The net has ben buzzing with news that the US government wants data from Microsoft, AOL, Yahoo and Google to support its case in the law court for internet censorship to protect children. The first three surrendered the data while Google decided to put up a fight. The question raising the most hit around the net focus around privacy of individuals are compromised. I, instead, think everyone miss the big picture “Can companies and government compel others to give them data they would like to have simply because it is useful to them and might be able to advance their case?”
Let’s get the privacy issue out of the way first. Whether individual privacy is violated depends very heavily on the data being turned over. If it is anonymized data, i.e., no IP address, user name etc that can be traced back to an individual, it would not be a problem. To pacify people that their privacy is intact, the companies involve and the US government simply just have to disclose the nature of data turned over. With this, people can make their mind up on whether massive privacy violation take place. We have a rule of thumb at work, if the data can be trace back to a group of less than 25 persons, then we are voilating Data Protection and Privacy Rules.
A bunch of anonymized data of the searches done by a million or more people is a rich source of data for a data mining operation. The US government is effectively asking the big four search engine to turn over their data to allow them to mine the data. The size of the combined dataset is huge and is in itself, much more valuable then the total sum of the individual datasets Hence, assuming any government, or any big companies is capable or willing to pay for mining a large dataset, should anyone be compelled to give them the datasets? I do not think so. In the case of litigation, I am willing to give the defendent more leeway to ask for a large set of data from the plaintiff to allow him to make his case or vice-versa. I cannot see why a totally unrelated third party can be asked to provide data not directly related to the court case simply because the defendent or the plaintif believe it is helpful. Normally, a search of material held by third party are very narrow and can be directly linked to the court case. Here, it seems the relationship between the data asked by the government and the court case is very slim and at a very long stretch.
Why? The US Government hope to use this to support its case for Internet censorship to protect children. But the nature of the data may mean that this data mining operation is meaningless. Bottomline is that does censorhip of the internet, in the form proposed by the legislation under investigation, protect American Kids and its implication on the freedom of American Adults. It is important to note that the US government can only argue that the legislation will protect American kids, not English Boys or a French girls.
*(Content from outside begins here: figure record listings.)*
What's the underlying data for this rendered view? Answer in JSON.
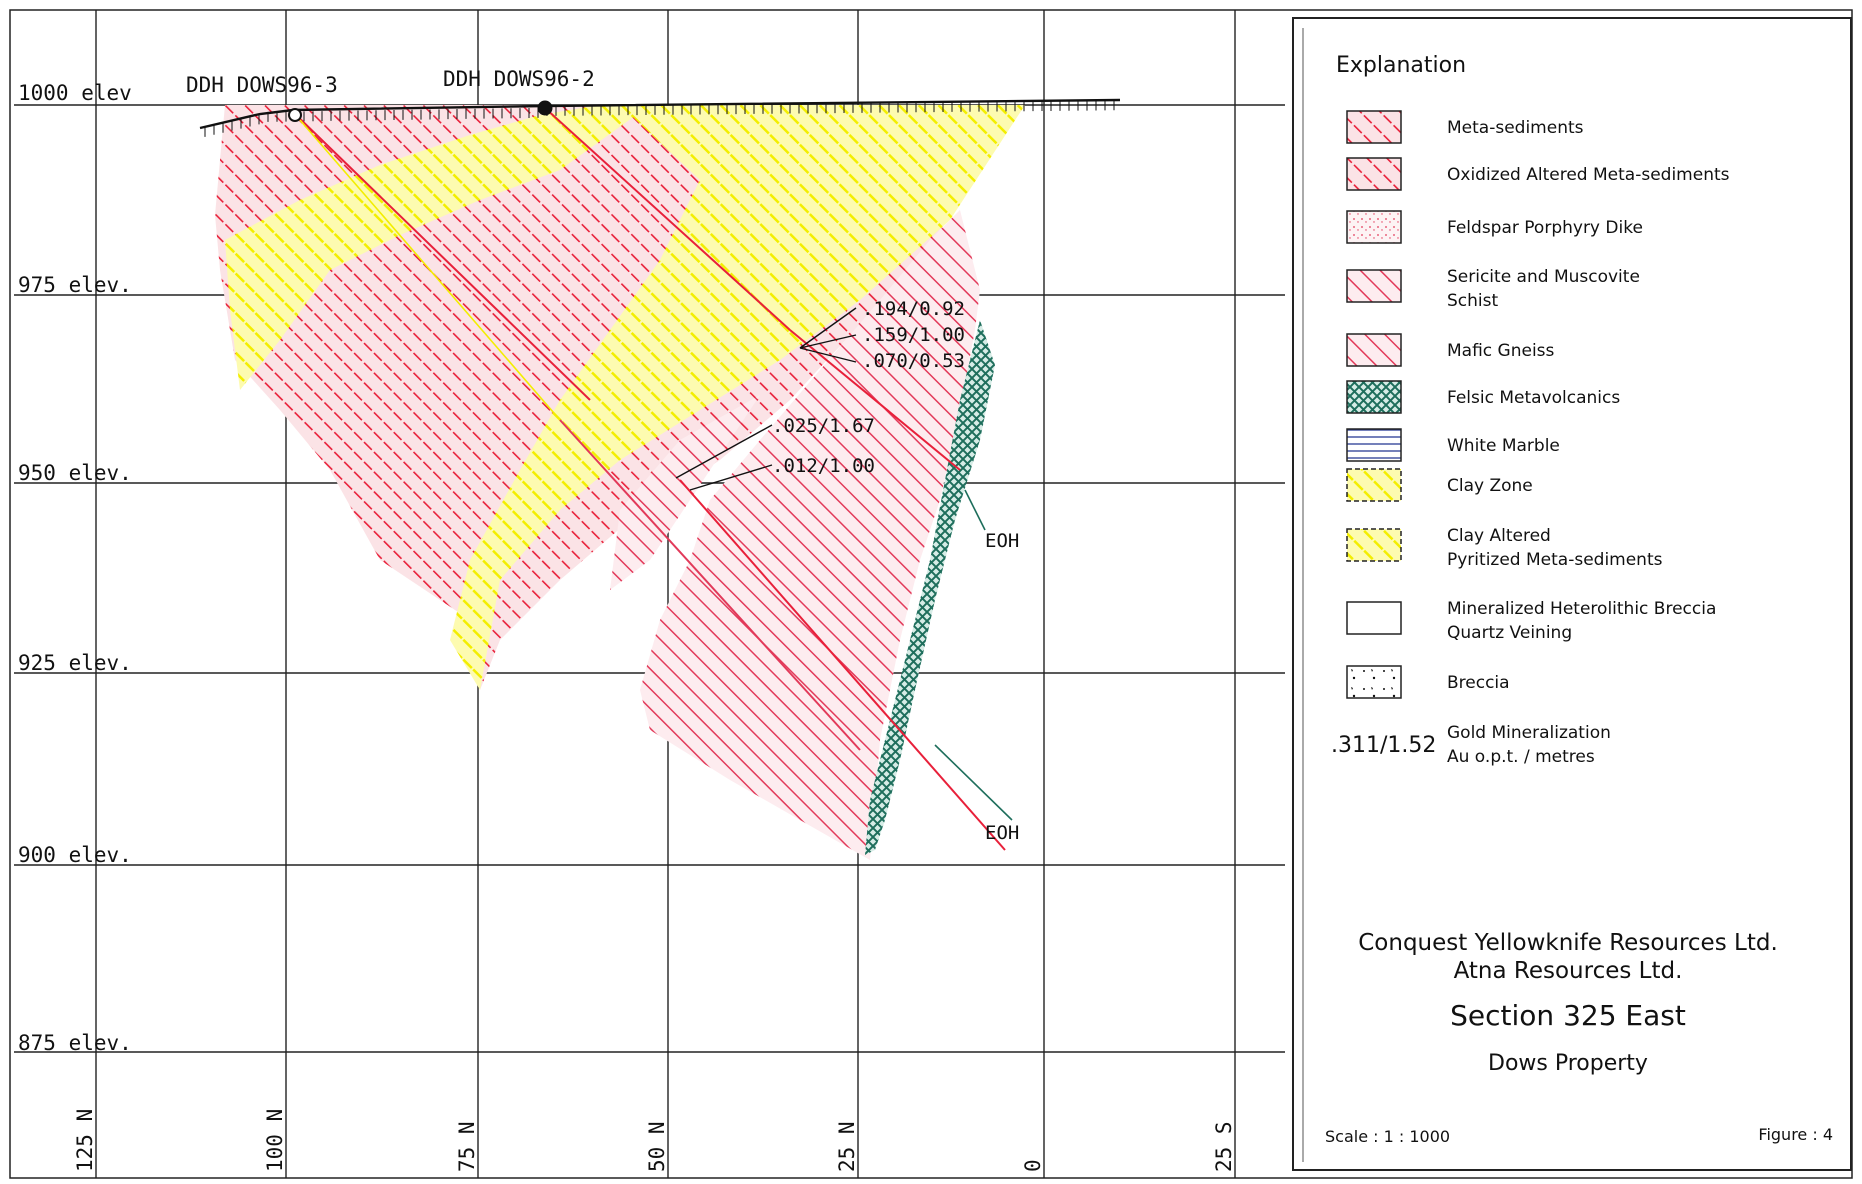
{
  "section": {
    "elevation_labels": [
      "1000 elev",
      "975 elev.",
      "950 elev.",
      "925 elev.",
      "900 elev.",
      "875 elev."
    ],
    "northing_labels": [
      "125 N",
      "100 N",
      "75 N",
      "50 N",
      "25 N",
      "0",
      "25 S"
    ],
    "drillholes": [
      {
        "name": "DDH DOWS96-3"
      },
      {
        "name": "DDH DOWS96-2"
      }
    ],
    "assays": [
      ".194/0.92",
      ".159/1.00",
      ".070/0.53",
      ".025/1.67",
      ".012/1.00"
    ],
    "end_of_hole": [
      "EOH",
      "EOH"
    ]
  },
  "legend": {
    "title": "Explanation",
    "items": [
      {
        "label": "Meta-sediments",
        "pattern": "meta-sed",
        "color": "#e8203a"
      },
      {
        "label": "Oxidized Altered Meta-sediments",
        "pattern": "oxidized",
        "color": "#e8203a"
      },
      {
        "label": "Feldspar Porphyry Dike",
        "pattern": "porphyry",
        "color": "#e23a5a"
      },
      {
        "label": "Sericite and Muscovite",
        "label2": "Schist",
        "pattern": "schist",
        "color": "#e23a5a"
      },
      {
        "label": "Mafic Gneiss",
        "pattern": "gneiss",
        "color": "#e8203a"
      },
      {
        "label": "Felsic Metavolcanics",
        "pattern": "felsic",
        "color": "#1e6e5c"
      },
      {
        "label": "White Marble",
        "pattern": "marble",
        "color": "#283c96"
      },
      {
        "label": "Clay Zone",
        "pattern": "clay",
        "color": "#f5f000"
      },
      {
        "label": "Clay Altered",
        "label2": "Pyritized Meta-sediments",
        "pattern": "clay-pyr",
        "color": "#f5f000"
      },
      {
        "label": "Mineralized Heterolithic Breccia",
        "label2": "Quartz Veining",
        "pattern": "hetero",
        "color": "#111111"
      },
      {
        "label": "Breccia",
        "pattern": "breccia",
        "color": "#111111"
      },
      {
        "label": "Gold Mineralization",
        "label2": "Au o.p.t. / metres",
        "sample": ".311/1.52",
        "pattern": "gold",
        "color": "#111111"
      }
    ]
  },
  "titleblock": {
    "company1": "Conquest Yellowknife Resources Ltd.",
    "company2": "Atna Resources Ltd.",
    "section": "Section 325 East",
    "property": "Dows Property",
    "scale": "Scale : 1 : 1000",
    "figure": "Figure : 4"
  }
}
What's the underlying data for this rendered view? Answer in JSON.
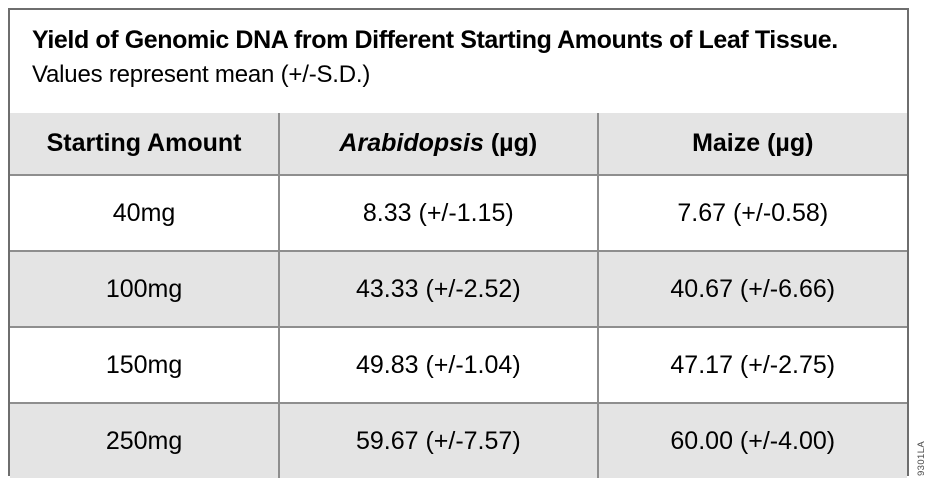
{
  "figure": {
    "title": "Yield of Genomic DNA from Different Starting Amounts of Leaf Tissue.",
    "subtitle": "Values represent mean (+/-S.D.)",
    "side_code": "9301LA"
  },
  "colors": {
    "row_shade": "#e4e4e4",
    "grid_line": "#8e8e8e",
    "outer_border": "#6e6e6e",
    "text": "#000000"
  },
  "chart_data": {
    "type": "table",
    "title": "Yield of Genomic DNA from Different Starting Amounts of Leaf Tissue.",
    "subtitle": "Values represent mean (+/-S.D.)",
    "columns": [
      {
        "text": "Starting Amount"
      },
      {
        "italic_text": "Arabidopsis",
        "text": " (µg)"
      },
      {
        "text": "Maize (µg)"
      }
    ],
    "rows": [
      {
        "starting_amount": "40mg",
        "arabidopsis": "8.33 (+/-1.15)",
        "maize": "7.67 (+/-0.58)"
      },
      {
        "starting_amount": "100mg",
        "arabidopsis": "43.33 (+/-2.52)",
        "maize": "40.67 (+/-6.66)"
      },
      {
        "starting_amount": "150mg",
        "arabidopsis": "49.83 (+/-1.04)",
        "maize": "47.17 (+/-2.75)"
      },
      {
        "starting_amount": "250mg",
        "arabidopsis": "59.67 (+/-7.57)",
        "maize": "60.00 (+/-4.00)"
      }
    ]
  }
}
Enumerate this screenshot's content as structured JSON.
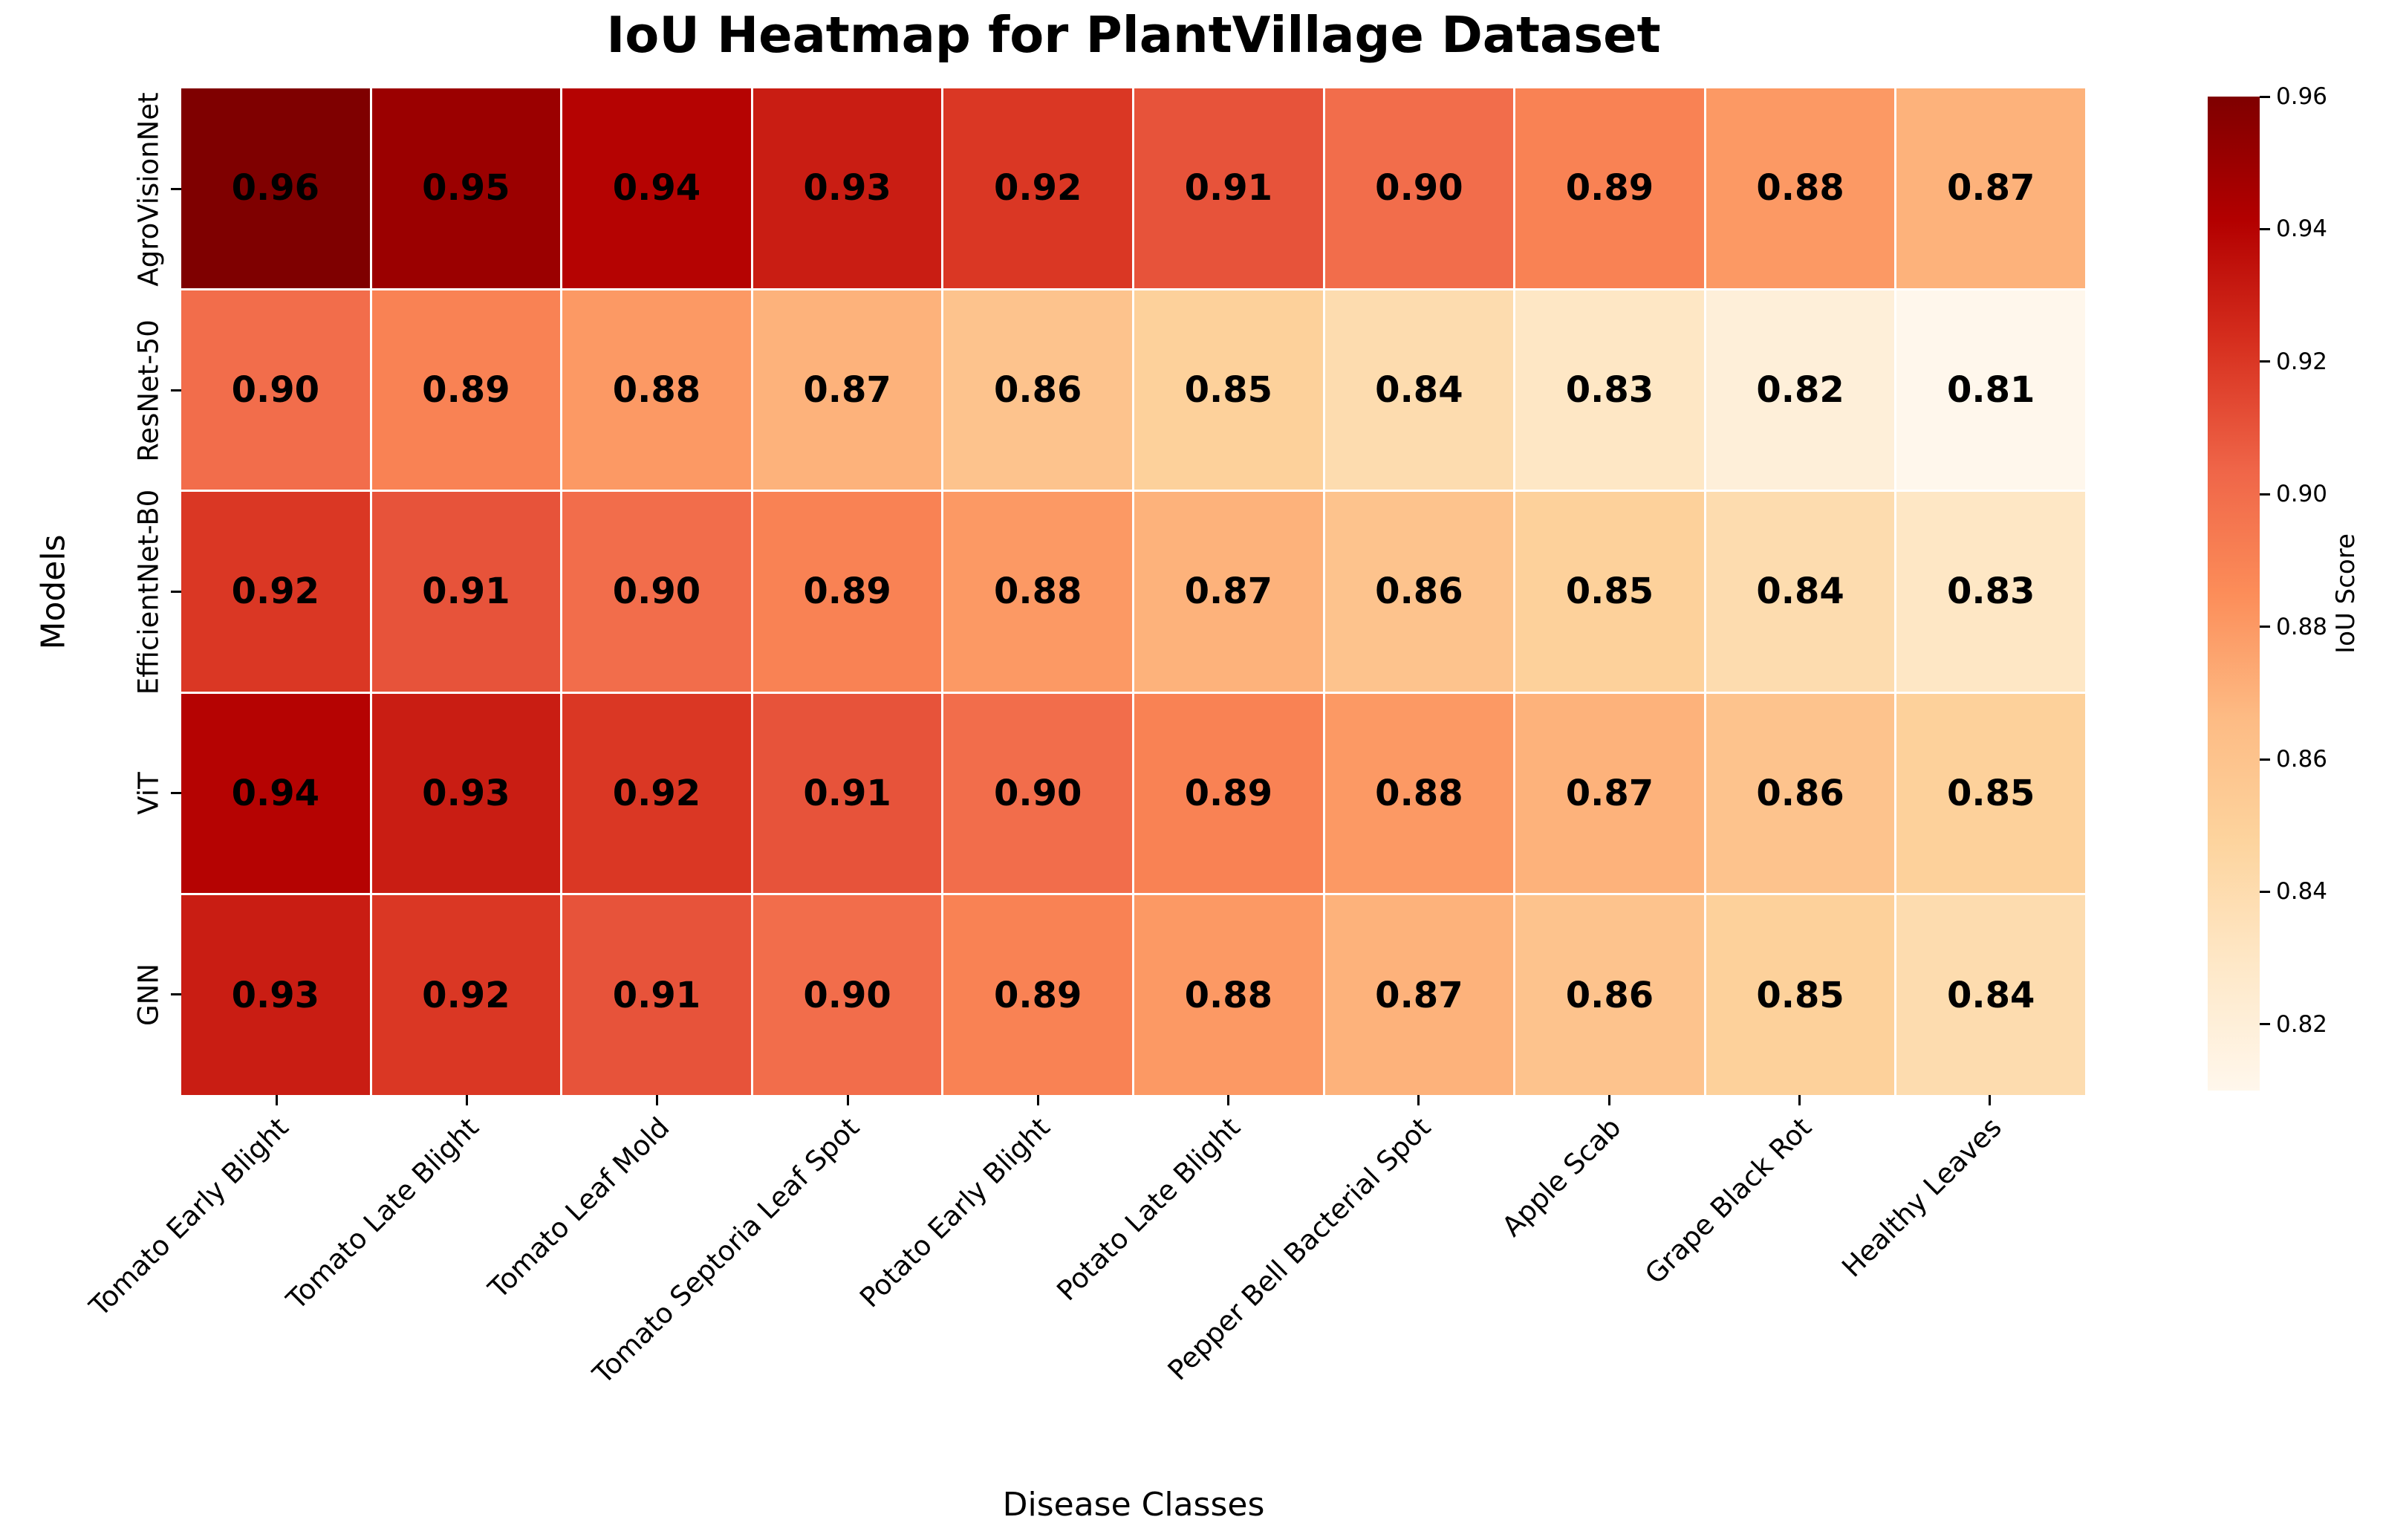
{
  "chart_data": {
    "type": "heatmap",
    "title": "IoU Heatmap for PlantVillage Dataset",
    "xlabel": "Disease Classes",
    "ylabel": "Models",
    "x_categories": [
      "Tomato Early Blight",
      "Tomato Late Blight",
      "Tomato Leaf Mold",
      "Tomato Septoria Leaf Spot",
      "Potato Early Blight",
      "Potato Late Blight",
      "Pepper Bell Bacterial Spot",
      "Apple Scab",
      "Grape Black Rot",
      "Healthy Leaves"
    ],
    "y_categories": [
      "AgroVisionNet",
      "ResNet-50",
      "EfficientNet-B0",
      "ViT",
      "GNN"
    ],
    "values": [
      [
        0.96,
        0.95,
        0.94,
        0.93,
        0.92,
        0.91,
        0.9,
        0.89,
        0.88,
        0.87
      ],
      [
        0.9,
        0.89,
        0.88,
        0.87,
        0.86,
        0.85,
        0.84,
        0.83,
        0.82,
        0.81
      ],
      [
        0.92,
        0.91,
        0.9,
        0.89,
        0.88,
        0.87,
        0.86,
        0.85,
        0.84,
        0.83
      ],
      [
        0.94,
        0.93,
        0.92,
        0.91,
        0.9,
        0.89,
        0.88,
        0.87,
        0.86,
        0.85
      ],
      [
        0.93,
        0.92,
        0.91,
        0.9,
        0.89,
        0.88,
        0.87,
        0.86,
        0.85,
        0.84
      ]
    ],
    "value_format_decimals": 2,
    "vmin": 0.81,
    "vmax": 0.96,
    "colormap": "OrRd",
    "colormap_stops": [
      "#fff7ec",
      "#fee8c8",
      "#fdd49e",
      "#fdbb84",
      "#fc8d59",
      "#ef6548",
      "#d7301f",
      "#b30000",
      "#7f0000"
    ],
    "cell_text_color": "#000000",
    "background_color": "#ffffff",
    "grid_line_color": "#ffffff",
    "colorbar": {
      "label": "IoU Score",
      "ticks": [
        0.96,
        0.94,
        0.92,
        0.9,
        0.88,
        0.86,
        0.84,
        0.82
      ]
    },
    "legend_position": "right-colorbar",
    "x_tick_rotation_deg": 45,
    "y_tick_rotation_deg": 90
  }
}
Here lies the problem, the datasets turned over probably consists of searches all over the world, the number of searches from overseas is highly likely to be significant enough to upset the conclusion derived. Then, another fundamental question is how one can distinguish between searches by American kids and searches by American adult. American government is not an idiot who do not realized it, thus raising the concern on how much detail is needed for the data to be meaningful and this give rise to the privacy concerns above. Details are the bad guys when it comes to privacy. Again, only if they disclose the nature of the data turned over, we cannot judge for ourselves.
Lets hope more information comes to light to allow us to make an informed opinion on whether this overstep the privacy mark.